For many countries in Southeast Asia, huge hydropower plants are considered a key source of clean and inexpensive electricity. Yet, dams tend to affect the environment and pose dreadful impacts to local communities.

Full spatial extent of the Chao Phraya and Mekong basins, together with the existing and planned dams (left). Spatial representation of the power system infrastructure for each province of Thailand, Laos, and Cambodia (right). Circles, segments, and squares represent generation sources, high-voltage transmission lines, and import/export nodes. Image Credit: Singapore University of Technology and Design.

Therefore, constructing additional dams will be a major compromise between environmental protection and electricity supply. A research group from Singapore has proven that both these challenges could be separated. Their study proposes more viable pathways to a clean energy future.

The study titled “Solar energy and regional coordination as a feasible alternative to large hydropower in Southeast Asia,” has been published in the Nature Communications journal.

The research group headed by Dr. Stefano Galelli from the Singapore University of Technology and Design (SUTD) has developed high-resolution mathematical models based on the Thai, Laotian, and Cambodian power systems. The models illustrated that CO2 emission targets and the electricity demands in the future could be satisfied using fewer hydropower dams compared to what has been planned.

The researchers identified that only 82% of the planned dams in the Mekong River basin are required. The Mekong basin constitutes a major biodiversity hotspot. Also, it would be viable to stop the construction of all scheduled dams without affecting the electricity cost.

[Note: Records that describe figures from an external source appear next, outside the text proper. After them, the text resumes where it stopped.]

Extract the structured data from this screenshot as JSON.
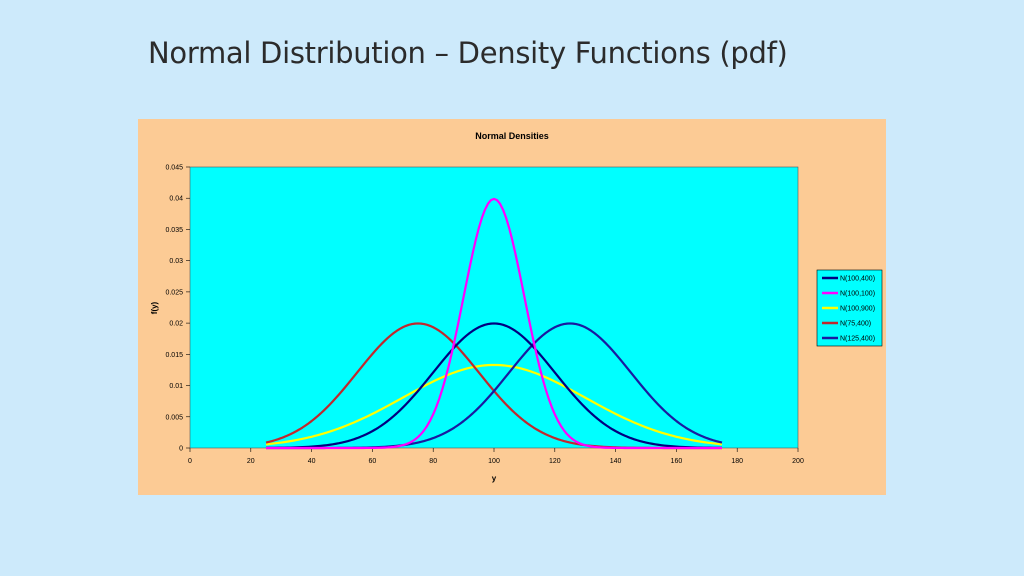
{
  "slide": {
    "title": "Normal Distribution – Density Functions (pdf)"
  },
  "chart_data": {
    "type": "line",
    "title": "Normal Densities",
    "xlabel": "y",
    "ylabel": "f(y)",
    "xlim": [
      0,
      200
    ],
    "ylim": [
      0,
      0.045
    ],
    "xticks": [
      "0",
      "20",
      "40",
      "60",
      "80",
      "100",
      "120",
      "140",
      "160",
      "180",
      "200"
    ],
    "yticks": [
      "0",
      "0.005",
      "0.01",
      "0.015",
      "0.02",
      "0.025",
      "0.03",
      "0.035",
      "0.04",
      "0.045"
    ],
    "x_range": [
      25,
      175
    ],
    "grid": false,
    "legend": "right",
    "plot_background": "#00ffff",
    "chart_background": "#fccb95",
    "series": [
      {
        "name": "N(100,400)",
        "mean": 100,
        "variance": 400,
        "color": "#000080"
      },
      {
        "name": "N(100,100)",
        "mean": 100,
        "variance": 100,
        "color": "#ff00ff"
      },
      {
        "name": "N(100,900)",
        "mean": 100,
        "variance": 900,
        "color": "#ffff00"
      },
      {
        "name": "N(75,400)",
        "mean": 75,
        "variance": 400,
        "color": "#c0282d"
      },
      {
        "name": "N(125,400)",
        "mean": 125,
        "variance": 400,
        "color": "#1a1aa0"
      }
    ]
  }
}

The explanation behind these results lie in the cost and flexibility of other renewable technologies. The decreasing cost of solar energy is an essential factor of sustainable energy plans. Moreover, solar photovoltaic modules have the advantage of being scalable and deployable in any province of the Mekong countries.

Dr. Kais Siala, TUMCREATE Ltd

We have tangible opportunities for rethinking our regional energy plans. So far, we have often prioritised the construction of big dams over the protection of our ecosystems. New technologies and their dropping costs provide us with concrete options for resolving this long-standing issue.

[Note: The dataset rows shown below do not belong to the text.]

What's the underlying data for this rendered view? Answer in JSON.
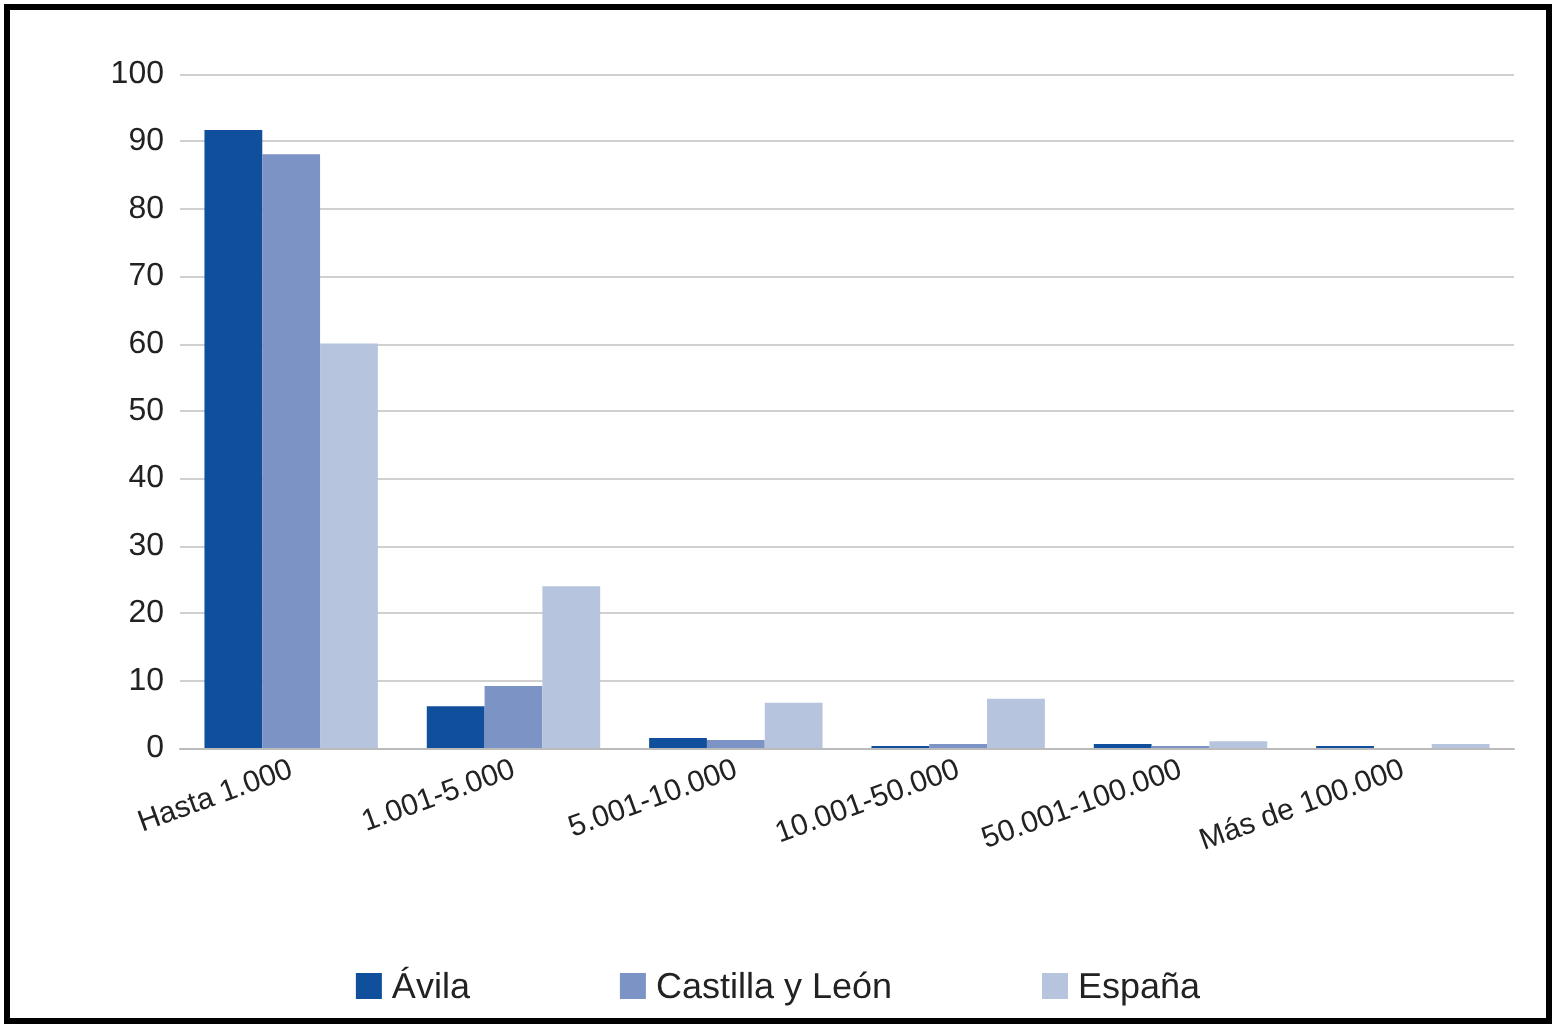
{
  "chart_data": {
    "type": "bar",
    "categories": [
      "Hasta 1.000",
      "1.001-5.000",
      "5.001-10.000",
      "10.001-50.000",
      "50.001-100.000",
      "Más de 100.000"
    ],
    "series": [
      {
        "name": "Ávila",
        "color": "#0f4f9c",
        "values": [
          91.7,
          6.2,
          1.5,
          0.3,
          0.6,
          0.3
        ]
      },
      {
        "name": "Castilla y León",
        "color": "#7b93c5",
        "values": [
          88.1,
          9.2,
          1.2,
          0.6,
          0.3,
          0
        ]
      },
      {
        "name": "España",
        "color": "#b6c4dd",
        "values": [
          60,
          24,
          6.7,
          7.3,
          1,
          0.6
        ]
      }
    ],
    "ylim": [
      0,
      100
    ],
    "yticks": [
      0,
      10,
      20,
      30,
      40,
      50,
      60,
      70,
      80,
      90,
      100
    ],
    "grid": "y",
    "legend": "bottom"
  }
}
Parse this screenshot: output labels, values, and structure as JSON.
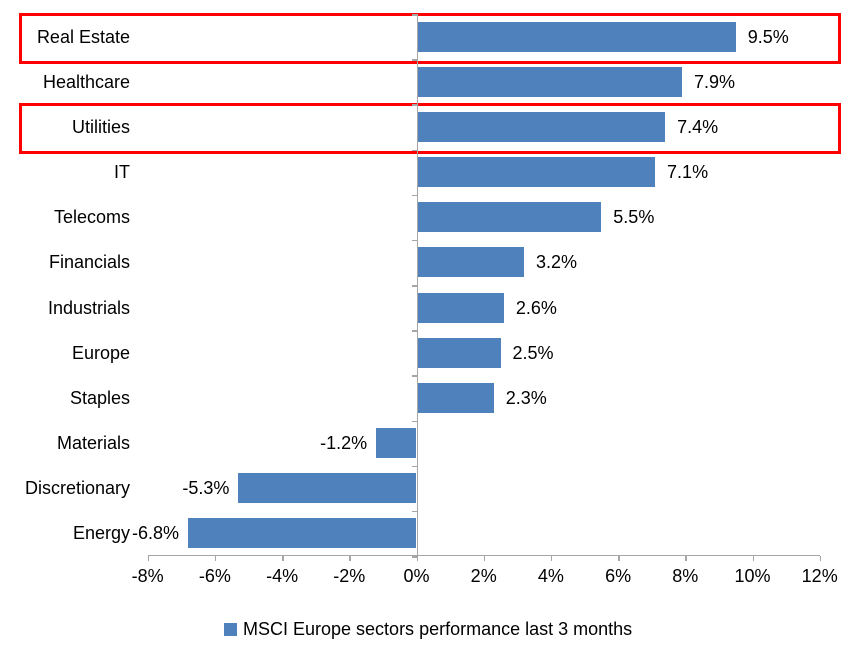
{
  "chart_data": {
    "type": "bar",
    "orientation": "horizontal",
    "title": "",
    "xlabel": "",
    "ylabel": "",
    "categories": [
      "Real Estate",
      "Healthcare",
      "Utilities",
      "IT",
      "Telecoms",
      "Financials",
      "Industrials",
      "Europe",
      "Staples",
      "Materials",
      "Discretionary",
      "Energy"
    ],
    "values": [
      9.5,
      7.9,
      7.4,
      7.1,
      5.5,
      3.2,
      2.6,
      2.5,
      2.3,
      -1.2,
      -5.3,
      -6.8
    ],
    "data_labels": [
      "9.5%",
      "7.9%",
      "7.4%",
      "7.1%",
      "5.5%",
      "3.2%",
      "2.6%",
      "2.5%",
      "2.3%",
      "-1.2%",
      "-5.3%",
      "-6.8%"
    ],
    "xlim": [
      -8,
      12
    ],
    "x_ticks": [
      -8,
      -6,
      -4,
      -2,
      0,
      2,
      4,
      6,
      8,
      10,
      12
    ],
    "x_tick_labels": [
      "-8%",
      "-6%",
      "-4%",
      "-2%",
      "0%",
      "2%",
      "4%",
      "6%",
      "8%",
      "10%",
      "12%"
    ],
    "grid": false,
    "legend": {
      "position": "bottom",
      "label": "MSCI Europe sectors performance last 3 months"
    },
    "highlighted_categories": [
      "Real Estate",
      "Utilities"
    ],
    "colors": {
      "bar": "#4F81BD",
      "highlight_box": "#FF0000",
      "axis": "#A6A6A6",
      "text": "#000000",
      "background": "#FFFFFF"
    }
  }
}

Dr. Stefano Galelli, Singapore University of Technology and Design

These observations are useful for many other countries that have been trying to fulfill their energy demands without any harmful effects on their natural environment. There are several free-flowing rivers from Southeast Asia to South America dammed to generate electricity. Advancements in the power market could help bring changes in the field.

Journal Reference:

Siala, K., et al. (2021) Solar energy and regional coordination as a feasible alternative to large hydropower in Southeast Asia. Nature Communications.